Slashdot Mirror

← Back to Stories (view on slashdot.org)

Understanding NFS

Posted by michael on from the things-man-was-not-meant-to-know dept.

LiquidPC writes: "ONLamp.com's Big Scary Daemons section has yet another great new BSD article, this one on Understanding NFS and using it in FreeBSD."

5 of 138 comments (clear)

  1. What about security??? by Anonymous Coward · · Score: 4, Interesting

    I'm appalled that he considers IP address matching to be a way of preventing abuse. Sure, his cable modem is a separate interface so he can use a firewall to block it. But what if you're on a large untrusted LAN and you want to share files between two machines? I have exactly this problem (I have a laptop and a desktop at university) and I'm still looking for a simple yet secure way to share between them without allowing anyone to just spoof the IP address (and preferrably without transmitting my secret plans for world domination over the wire in the clear).

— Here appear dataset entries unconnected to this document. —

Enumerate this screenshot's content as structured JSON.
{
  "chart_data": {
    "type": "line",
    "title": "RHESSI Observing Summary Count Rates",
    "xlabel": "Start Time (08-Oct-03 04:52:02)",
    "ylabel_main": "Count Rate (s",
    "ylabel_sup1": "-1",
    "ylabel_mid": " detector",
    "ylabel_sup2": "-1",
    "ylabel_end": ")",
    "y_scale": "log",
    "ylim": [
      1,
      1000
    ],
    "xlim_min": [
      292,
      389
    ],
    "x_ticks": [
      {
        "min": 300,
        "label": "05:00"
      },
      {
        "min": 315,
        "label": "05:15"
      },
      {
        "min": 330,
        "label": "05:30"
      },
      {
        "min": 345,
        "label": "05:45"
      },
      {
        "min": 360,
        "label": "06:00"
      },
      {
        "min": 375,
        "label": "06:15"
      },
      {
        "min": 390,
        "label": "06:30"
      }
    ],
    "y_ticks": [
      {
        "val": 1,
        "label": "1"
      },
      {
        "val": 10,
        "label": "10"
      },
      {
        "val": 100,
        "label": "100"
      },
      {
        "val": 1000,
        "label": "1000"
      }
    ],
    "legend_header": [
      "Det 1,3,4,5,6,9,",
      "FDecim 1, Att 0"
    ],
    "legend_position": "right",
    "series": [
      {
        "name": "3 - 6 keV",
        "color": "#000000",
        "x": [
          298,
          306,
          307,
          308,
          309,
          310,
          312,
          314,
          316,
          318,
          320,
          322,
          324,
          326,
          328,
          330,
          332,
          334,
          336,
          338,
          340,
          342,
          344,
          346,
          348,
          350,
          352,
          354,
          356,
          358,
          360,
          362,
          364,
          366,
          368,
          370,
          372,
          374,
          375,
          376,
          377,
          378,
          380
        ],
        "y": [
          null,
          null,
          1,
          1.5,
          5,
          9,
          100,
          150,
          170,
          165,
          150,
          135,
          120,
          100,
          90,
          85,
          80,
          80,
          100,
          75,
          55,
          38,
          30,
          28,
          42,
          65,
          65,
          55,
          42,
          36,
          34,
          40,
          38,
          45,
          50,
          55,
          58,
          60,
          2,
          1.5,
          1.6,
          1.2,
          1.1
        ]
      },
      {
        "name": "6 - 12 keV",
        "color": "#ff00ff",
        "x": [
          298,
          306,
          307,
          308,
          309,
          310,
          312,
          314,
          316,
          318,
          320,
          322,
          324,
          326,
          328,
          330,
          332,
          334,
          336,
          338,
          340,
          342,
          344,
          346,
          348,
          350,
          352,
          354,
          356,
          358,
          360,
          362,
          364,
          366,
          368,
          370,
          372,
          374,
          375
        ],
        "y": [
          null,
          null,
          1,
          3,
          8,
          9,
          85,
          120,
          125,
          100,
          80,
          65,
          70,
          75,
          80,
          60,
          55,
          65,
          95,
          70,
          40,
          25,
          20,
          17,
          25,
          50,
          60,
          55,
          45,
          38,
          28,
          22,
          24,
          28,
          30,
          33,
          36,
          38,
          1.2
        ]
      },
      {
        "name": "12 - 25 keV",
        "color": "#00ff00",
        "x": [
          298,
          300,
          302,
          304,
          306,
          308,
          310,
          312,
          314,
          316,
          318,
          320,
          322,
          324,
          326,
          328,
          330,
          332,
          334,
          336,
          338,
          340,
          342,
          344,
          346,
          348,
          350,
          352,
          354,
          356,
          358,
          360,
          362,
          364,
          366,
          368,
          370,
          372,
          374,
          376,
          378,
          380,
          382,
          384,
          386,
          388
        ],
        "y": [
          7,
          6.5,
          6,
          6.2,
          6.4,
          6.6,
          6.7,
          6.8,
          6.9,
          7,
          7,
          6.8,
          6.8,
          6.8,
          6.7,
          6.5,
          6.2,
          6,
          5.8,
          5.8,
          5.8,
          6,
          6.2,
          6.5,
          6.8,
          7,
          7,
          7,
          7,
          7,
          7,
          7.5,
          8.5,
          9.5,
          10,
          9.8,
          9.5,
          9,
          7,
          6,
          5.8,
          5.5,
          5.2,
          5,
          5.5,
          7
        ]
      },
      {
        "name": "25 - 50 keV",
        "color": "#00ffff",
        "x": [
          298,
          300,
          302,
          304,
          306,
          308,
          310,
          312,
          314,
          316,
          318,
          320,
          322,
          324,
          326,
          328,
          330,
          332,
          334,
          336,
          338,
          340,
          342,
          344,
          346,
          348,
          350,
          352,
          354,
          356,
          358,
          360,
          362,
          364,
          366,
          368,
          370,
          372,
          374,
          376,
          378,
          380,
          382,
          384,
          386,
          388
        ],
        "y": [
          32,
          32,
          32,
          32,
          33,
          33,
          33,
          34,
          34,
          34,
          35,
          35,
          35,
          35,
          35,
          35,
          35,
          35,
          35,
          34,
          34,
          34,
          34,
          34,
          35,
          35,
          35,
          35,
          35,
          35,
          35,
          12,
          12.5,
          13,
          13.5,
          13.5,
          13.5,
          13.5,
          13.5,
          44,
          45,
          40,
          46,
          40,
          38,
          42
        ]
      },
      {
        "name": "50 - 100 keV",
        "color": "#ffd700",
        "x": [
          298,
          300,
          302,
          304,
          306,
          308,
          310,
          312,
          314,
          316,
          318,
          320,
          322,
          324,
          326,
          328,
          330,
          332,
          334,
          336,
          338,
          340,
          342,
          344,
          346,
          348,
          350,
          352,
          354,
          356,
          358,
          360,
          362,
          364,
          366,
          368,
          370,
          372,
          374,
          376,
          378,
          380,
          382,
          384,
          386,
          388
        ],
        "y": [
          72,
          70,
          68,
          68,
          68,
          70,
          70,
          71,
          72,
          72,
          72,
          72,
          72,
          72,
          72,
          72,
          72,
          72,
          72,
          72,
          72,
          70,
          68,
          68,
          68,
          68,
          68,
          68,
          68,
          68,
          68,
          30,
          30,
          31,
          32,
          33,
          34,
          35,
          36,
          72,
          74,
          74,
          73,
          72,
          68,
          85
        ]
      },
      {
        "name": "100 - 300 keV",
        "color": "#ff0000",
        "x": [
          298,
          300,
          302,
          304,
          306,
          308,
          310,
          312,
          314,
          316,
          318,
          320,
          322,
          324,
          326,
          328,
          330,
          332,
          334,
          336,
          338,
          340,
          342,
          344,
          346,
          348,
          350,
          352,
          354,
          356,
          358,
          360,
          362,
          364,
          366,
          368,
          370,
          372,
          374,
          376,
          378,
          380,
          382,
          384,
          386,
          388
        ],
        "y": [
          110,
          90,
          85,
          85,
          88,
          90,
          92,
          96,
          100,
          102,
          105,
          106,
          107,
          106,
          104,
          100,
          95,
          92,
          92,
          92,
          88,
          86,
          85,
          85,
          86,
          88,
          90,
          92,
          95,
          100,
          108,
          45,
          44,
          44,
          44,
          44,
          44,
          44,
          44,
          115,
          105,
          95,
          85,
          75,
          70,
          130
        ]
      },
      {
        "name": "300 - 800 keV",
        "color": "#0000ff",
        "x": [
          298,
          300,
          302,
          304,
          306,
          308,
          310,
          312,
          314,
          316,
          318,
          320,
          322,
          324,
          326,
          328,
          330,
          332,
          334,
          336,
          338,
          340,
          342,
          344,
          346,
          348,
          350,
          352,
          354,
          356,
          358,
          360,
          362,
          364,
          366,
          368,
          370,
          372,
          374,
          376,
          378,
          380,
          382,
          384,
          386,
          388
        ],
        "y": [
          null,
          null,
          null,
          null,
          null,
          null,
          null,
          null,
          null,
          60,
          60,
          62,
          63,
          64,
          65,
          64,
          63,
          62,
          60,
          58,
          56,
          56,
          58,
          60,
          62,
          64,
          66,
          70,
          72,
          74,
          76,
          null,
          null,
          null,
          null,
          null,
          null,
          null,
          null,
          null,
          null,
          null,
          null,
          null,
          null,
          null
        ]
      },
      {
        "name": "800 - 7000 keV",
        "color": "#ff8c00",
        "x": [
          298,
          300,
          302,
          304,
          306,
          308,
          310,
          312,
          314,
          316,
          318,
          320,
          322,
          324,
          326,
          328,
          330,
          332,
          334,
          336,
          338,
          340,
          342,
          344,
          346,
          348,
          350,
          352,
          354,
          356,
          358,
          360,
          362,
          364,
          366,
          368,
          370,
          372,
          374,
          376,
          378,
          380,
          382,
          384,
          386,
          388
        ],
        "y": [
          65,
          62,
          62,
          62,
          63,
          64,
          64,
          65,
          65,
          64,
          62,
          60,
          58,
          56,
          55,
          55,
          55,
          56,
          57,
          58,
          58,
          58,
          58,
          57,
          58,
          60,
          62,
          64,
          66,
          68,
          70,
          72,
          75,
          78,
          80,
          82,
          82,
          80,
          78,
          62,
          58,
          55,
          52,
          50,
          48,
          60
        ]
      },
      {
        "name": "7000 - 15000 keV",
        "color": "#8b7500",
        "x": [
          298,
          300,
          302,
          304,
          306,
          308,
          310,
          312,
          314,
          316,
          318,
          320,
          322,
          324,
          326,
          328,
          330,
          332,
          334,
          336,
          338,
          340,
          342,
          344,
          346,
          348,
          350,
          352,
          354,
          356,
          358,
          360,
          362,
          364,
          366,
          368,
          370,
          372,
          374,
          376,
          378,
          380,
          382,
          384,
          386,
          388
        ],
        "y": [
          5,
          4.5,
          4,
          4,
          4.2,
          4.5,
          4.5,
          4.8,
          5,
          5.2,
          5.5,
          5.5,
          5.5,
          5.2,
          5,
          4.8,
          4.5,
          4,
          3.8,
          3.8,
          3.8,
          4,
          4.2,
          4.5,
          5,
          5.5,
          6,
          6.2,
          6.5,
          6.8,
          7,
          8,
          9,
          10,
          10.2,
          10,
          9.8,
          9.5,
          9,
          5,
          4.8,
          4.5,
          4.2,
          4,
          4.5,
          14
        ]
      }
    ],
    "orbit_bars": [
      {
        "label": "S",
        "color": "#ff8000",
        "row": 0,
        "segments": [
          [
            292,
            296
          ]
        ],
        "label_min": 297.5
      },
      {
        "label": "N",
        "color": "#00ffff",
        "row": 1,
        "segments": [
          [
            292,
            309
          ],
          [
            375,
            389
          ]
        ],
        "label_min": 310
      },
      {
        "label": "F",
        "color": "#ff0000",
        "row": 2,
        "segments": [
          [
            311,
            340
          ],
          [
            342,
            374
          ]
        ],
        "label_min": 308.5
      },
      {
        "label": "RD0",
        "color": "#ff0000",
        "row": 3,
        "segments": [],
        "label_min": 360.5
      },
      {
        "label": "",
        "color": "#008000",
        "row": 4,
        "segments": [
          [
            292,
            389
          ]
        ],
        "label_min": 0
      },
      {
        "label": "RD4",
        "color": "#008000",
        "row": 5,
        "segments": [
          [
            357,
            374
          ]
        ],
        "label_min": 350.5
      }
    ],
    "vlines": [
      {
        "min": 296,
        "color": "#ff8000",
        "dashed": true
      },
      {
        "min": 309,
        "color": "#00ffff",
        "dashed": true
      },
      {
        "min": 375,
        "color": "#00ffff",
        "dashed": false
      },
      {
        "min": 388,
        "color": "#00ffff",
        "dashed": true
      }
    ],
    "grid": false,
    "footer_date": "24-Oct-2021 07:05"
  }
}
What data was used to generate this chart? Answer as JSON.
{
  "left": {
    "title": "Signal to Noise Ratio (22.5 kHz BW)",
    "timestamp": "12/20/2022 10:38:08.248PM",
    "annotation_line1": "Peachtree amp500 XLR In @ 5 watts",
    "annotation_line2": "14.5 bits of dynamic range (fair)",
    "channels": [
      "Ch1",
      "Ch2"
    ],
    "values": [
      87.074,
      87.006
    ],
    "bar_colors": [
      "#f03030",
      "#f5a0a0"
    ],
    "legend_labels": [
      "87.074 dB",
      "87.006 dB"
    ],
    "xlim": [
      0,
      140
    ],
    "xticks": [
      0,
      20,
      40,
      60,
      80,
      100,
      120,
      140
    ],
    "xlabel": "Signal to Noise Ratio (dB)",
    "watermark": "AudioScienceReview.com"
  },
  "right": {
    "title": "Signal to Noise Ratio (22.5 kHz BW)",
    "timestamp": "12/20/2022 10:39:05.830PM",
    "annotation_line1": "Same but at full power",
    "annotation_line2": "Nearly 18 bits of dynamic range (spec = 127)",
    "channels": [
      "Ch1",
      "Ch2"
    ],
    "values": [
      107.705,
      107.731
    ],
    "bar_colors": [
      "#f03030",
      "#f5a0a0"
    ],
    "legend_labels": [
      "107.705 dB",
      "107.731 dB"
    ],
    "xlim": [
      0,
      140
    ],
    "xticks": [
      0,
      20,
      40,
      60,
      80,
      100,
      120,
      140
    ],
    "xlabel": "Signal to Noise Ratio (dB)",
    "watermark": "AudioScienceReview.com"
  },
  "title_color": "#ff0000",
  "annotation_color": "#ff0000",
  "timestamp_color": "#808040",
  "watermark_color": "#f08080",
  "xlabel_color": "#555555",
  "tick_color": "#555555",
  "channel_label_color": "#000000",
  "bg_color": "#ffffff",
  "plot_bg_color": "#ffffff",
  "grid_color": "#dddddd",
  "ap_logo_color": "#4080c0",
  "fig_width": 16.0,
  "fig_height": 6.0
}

    1. Re:What about security??? by autechre · · Score: 5, Informative

      As someone else has already mentioned, you could use the Self-certifying File System .

      You could also establish an encrypted tunnel between the two machines using whatever implementation of IPSEC they have (Linux has FreeSWAN, OpenBSD has something built into the kernel, not sure about others). Then you could share stuff however you wanted.

      We're currently using NFS to share our MP3 collections on our private network (behind the firewall/gateway), and it's not a big problem there. But for any network I don't trust (and I'm not very trustworthy :), I'd stay away from it.

      --
      WMBC freeform/independent online radio.
  2. Corrections, pointers, and cautions by angio · · Score: 5, Informative
    A few things in the article deserve to be clarified. First, Lucas states that "One thing to note is that NFS uses the same usernames on each side of the connection." This is not accurate - NFS uses the same UIDs on both sides of the connection. If you don't have a unified UID space between your machines, you'll have .. issues.

    Second, if you export NFS to the world, you're insane and deserve what you get. If you want remote filesystem access, use a secure protocol like the Self-Certifing Filesystem (SFS). SFS also avoids completely the problem of having a shared UID space.

    Finally, his advice to mount your filesystems intr is good. But insufficient - also mount them soft, so that filesystem calls will eventually timeout if the server goes poof.

  3. NFS Howto by I+Want+GNU! · · Score: 4, Informative

    There is already stuff about NFS! The NFS HOWTO can be found at http://nfs.sourceforge.net/nfs-howto/

  4. You CAN have multiple lines for the same partition by fist · · Score: 5, Informative

    Comments about /etc/exports...
    "There are no identifiers between the components of the line. Yes, it would be easier to read if we could put each shared directory on its own line, but we can't; they're all on the same partition. The FreeBSD team could rewrite this so that it had more structure, but then our /etc/exports would be incompatible with that from any other Unix."

    What?!?! Did this guy even read the man page for /etc/exports? Of course you can have seperate directories from the same partition on different lines!! In the man page they have an example of it! Plus there is this comment lifted directly from the FreeBSD 4.5 man page for /etc/exports.

    "Mount points for a filesystem may appear on multiple lines each with different sets of hosts and export options."

    Michael's articles are usually of excellent quality, but I can't believe how many other mistakes he's made! The article is written to familiarize a "junior" sys admin to NFS, but only teaches them bad habits. Hopefully he'll do a little more research for his future articles.